Give Kids Detailed Emergency Plan Instructions
Covering your eyes with your hands may have seemed like a good plan when you were 5, but you now know you’re not actually invisible. “Your child doesn’t know what ‘Go to a safe place’ means,” Dr. Hafeez explains. She says you need to give kids clear, specific tips based on what’s likely in their environment. At school, they need to find a teacher or hide under a desk. In an earthquake or hurricane they need to pick a spot where there won’t be shelves overhead that could fall on them. And, if it’s general home safety, be clear about which exit routes are safe to take if there’s a fire. (Jumping out of high windows only works for John McClain).
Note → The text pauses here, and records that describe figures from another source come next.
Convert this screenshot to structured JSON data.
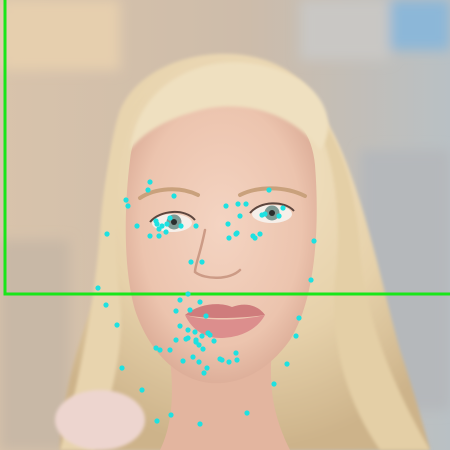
{
  "image": {
    "subject": "portrait-photo",
    "colors": {
      "background_left": "#d8c3ab",
      "background_right": "#b9c0c4",
      "background_top_right": "#8cb7d8",
      "hair": "#ead8b4",
      "hair_shadow": "#cdb38a",
      "skin": "#efc9b5",
      "skin_shadow": "#dba891",
      "lips": "#d98787",
      "eyes": "#7e9a94",
      "shoulder_fur": "#edd5cf",
      "box_stroke": "#19e619",
      "landmark": "#1de1e1"
    }
  },
  "overlay": {
    "bounding_box_color": "#19e619",
    "landmark_color": "#1de1e1",
    "landmark_count": 84
  }
}
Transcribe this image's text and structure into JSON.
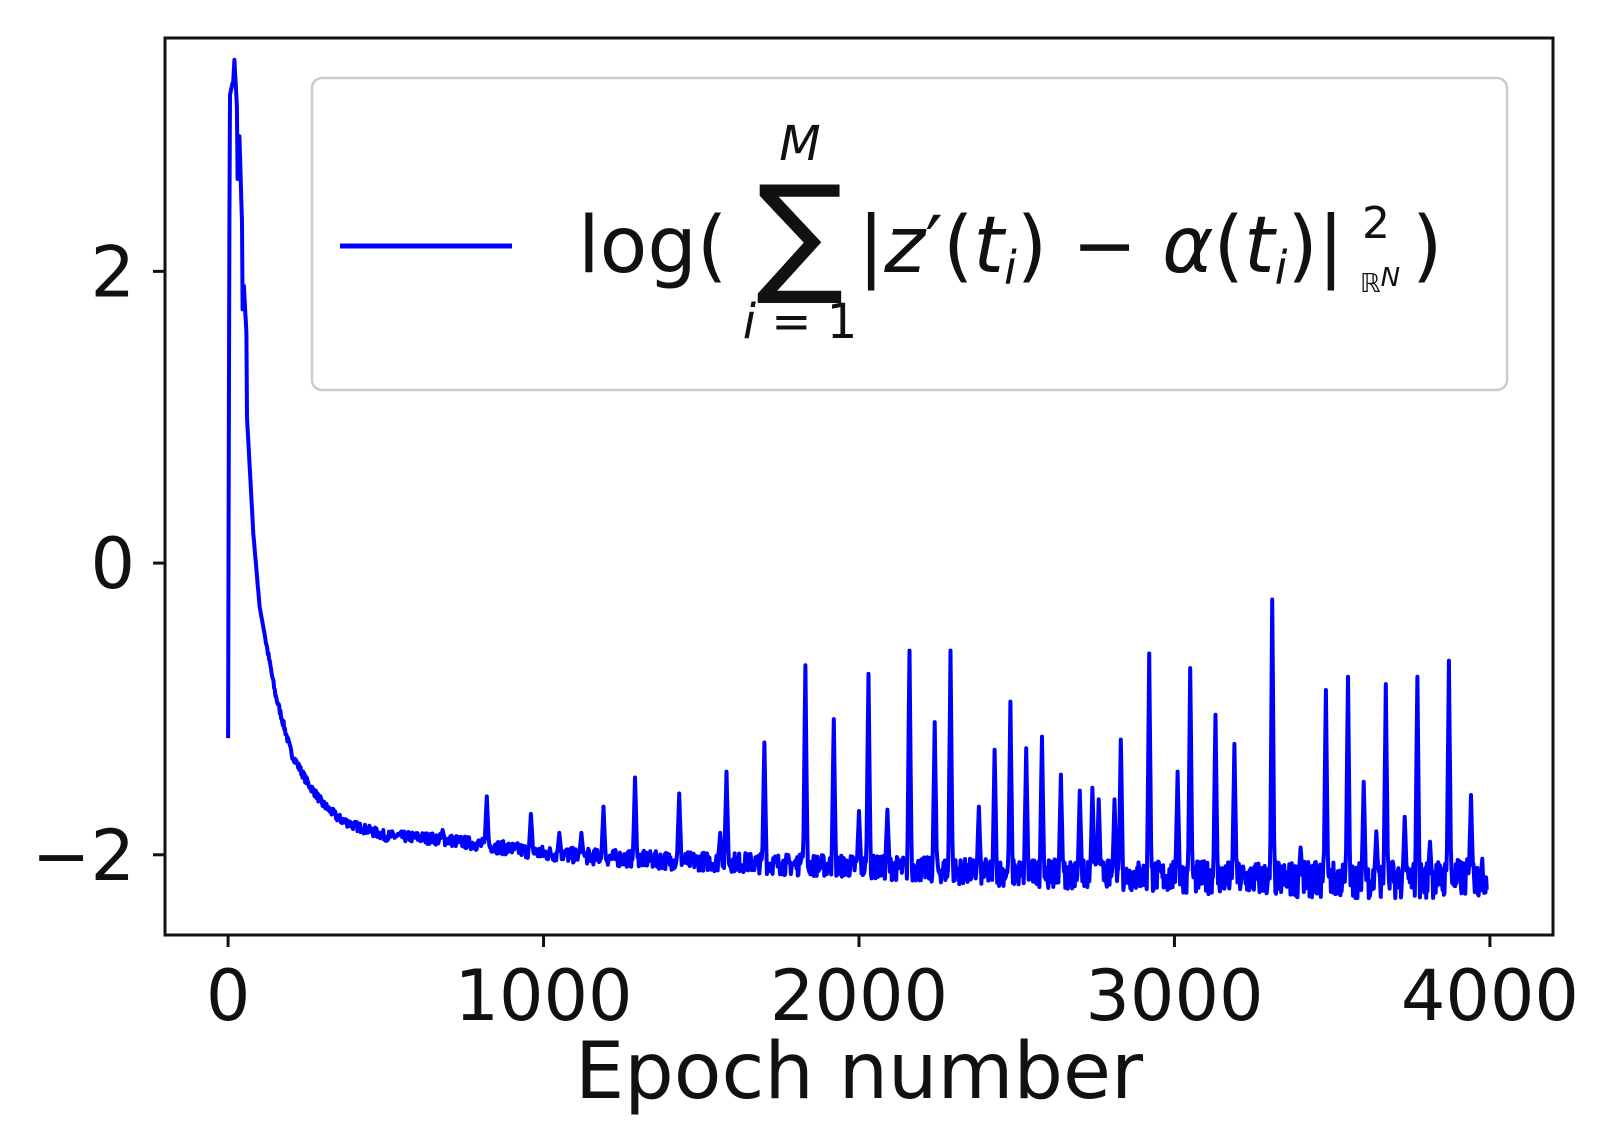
{
  "chart_data": {
    "type": "line",
    "xlabel": "Epoch number",
    "ylabel": "",
    "title": "",
    "xlim": [
      -200,
      4200
    ],
    "ylim": [
      -2.55,
      3.6
    ],
    "xticks": [
      0,
      1000,
      2000,
      3000,
      4000
    ],
    "xtick_labels": [
      "0",
      "1000",
      "2000",
      "3000",
      "4000"
    ],
    "yticks": [
      -2,
      0,
      2
    ],
    "ytick_labels": [
      "−2",
      "0",
      "2"
    ],
    "grid": false,
    "legend_position": "top-right",
    "series": [
      {
        "name": "log( Σ_{i=1}^{M} |z′(t_i) − α(t_i)|²_{ℝ^N} )",
        "color": "#0000ff",
        "baseline": [
          [
            0,
            -1.2
          ],
          [
            5,
            3.2
          ],
          [
            15,
            3.3
          ],
          [
            25,
            2.8
          ],
          [
            40,
            2.0
          ],
          [
            60,
            1.0
          ],
          [
            80,
            0.2
          ],
          [
            100,
            -0.3
          ],
          [
            150,
            -0.9
          ],
          [
            200,
            -1.3
          ],
          [
            250,
            -1.5
          ],
          [
            300,
            -1.65
          ],
          [
            350,
            -1.75
          ],
          [
            400,
            -1.8
          ],
          [
            500,
            -1.87
          ],
          [
            600,
            -1.88
          ],
          [
            700,
            -1.9
          ],
          [
            800,
            -1.93
          ],
          [
            900,
            -1.96
          ],
          [
            1000,
            -1.99
          ],
          [
            1200,
            -2.02
          ],
          [
            1400,
            -2.04
          ],
          [
            1600,
            -2.05
          ],
          [
            1800,
            -2.07
          ],
          [
            2000,
            -2.08
          ],
          [
            2200,
            -2.1
          ],
          [
            2400,
            -2.12
          ],
          [
            2600,
            -2.13
          ],
          [
            2800,
            -2.14
          ],
          [
            3000,
            -2.15
          ],
          [
            3200,
            -2.16
          ],
          [
            3400,
            -2.17
          ],
          [
            3600,
            -2.17
          ],
          [
            3800,
            -2.17
          ],
          [
            3990,
            -2.15
          ]
        ],
        "spikes": [
          [
            20,
            3.45
          ],
          [
            35,
            3.0
          ],
          [
            50,
            1.9
          ],
          [
            680,
            -1.83
          ],
          [
            820,
            -1.6
          ],
          [
            960,
            -1.72
          ],
          [
            1050,
            -1.85
          ],
          [
            1120,
            -1.85
          ],
          [
            1190,
            -1.67
          ],
          [
            1290,
            -1.47
          ],
          [
            1430,
            -1.58
          ],
          [
            1560,
            -1.85
          ],
          [
            1580,
            -1.43
          ],
          [
            1700,
            -1.23
          ],
          [
            1820,
            -1.99
          ],
          [
            1830,
            -0.7
          ],
          [
            1920,
            -1.07
          ],
          [
            2000,
            -1.7
          ],
          [
            2030,
            -0.76
          ],
          [
            2090,
            -1.69
          ],
          [
            2160,
            -0.6
          ],
          [
            2240,
            -1.09
          ],
          [
            2290,
            -0.6
          ],
          [
            2380,
            -1.67
          ],
          [
            2430,
            -1.28
          ],
          [
            2480,
            -0.95
          ],
          [
            2530,
            -1.27
          ],
          [
            2580,
            -1.19
          ],
          [
            2640,
            -1.45
          ],
          [
            2700,
            -1.56
          ],
          [
            2740,
            -1.54
          ],
          [
            2760,
            -1.62
          ],
          [
            2810,
            -1.62
          ],
          [
            2830,
            -1.21
          ],
          [
            2920,
            -0.62
          ],
          [
            3010,
            -1.43
          ],
          [
            3050,
            -0.72
          ],
          [
            3130,
            -1.04
          ],
          [
            3190,
            -1.24
          ],
          [
            3310,
            -0.25
          ],
          [
            3400,
            -1.95
          ],
          [
            3480,
            -0.87
          ],
          [
            3550,
            -0.78
          ],
          [
            3600,
            -1.5
          ],
          [
            3640,
            -1.84
          ],
          [
            3670,
            -0.83
          ],
          [
            3730,
            -1.74
          ],
          [
            3770,
            -0.78
          ],
          [
            3810,
            -1.91
          ],
          [
            3870,
            -0.67
          ],
          [
            3940,
            -1.59
          ]
        ]
      }
    ]
  }
}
Role Play Emergencies & Natural Disasters
Like Daniel Day-Lewis, sometimes you need to go Method. Acting out emergency scenarios and challenging kids to problem-solve their way through them will make sure they can execute when the time comes. “Practice things like, ‘If there was a fire in this room what door would you go out from? What problems might you run into? If you can’t find mom, which neighbor would you go to?’,” says Dr. Hafeez. If they say ‘Daniel Tiger’s house!’ you might need to workshop this a bit more.
Don’t Freak Kids Out
There’s such a thing as being over-prepared. “I think parents have to be so careful about how they approach children,” says Dr. Hafeez. “You have to prepare your kids for emergencies, but there are some parents who are so anxious and neurotic that without meaning to, they pass that onto their kids. If you’re constantly making them hyper-vigilant, they don’t learn what they’ll need in a real emergency to navigate it themselves.” Trust that even they don’t have your evacuation plan committed to memory, their fight-or-flight response will kick in and hopefully get them to safety. So, split the difference. Fire drills should be once a month, not once a night.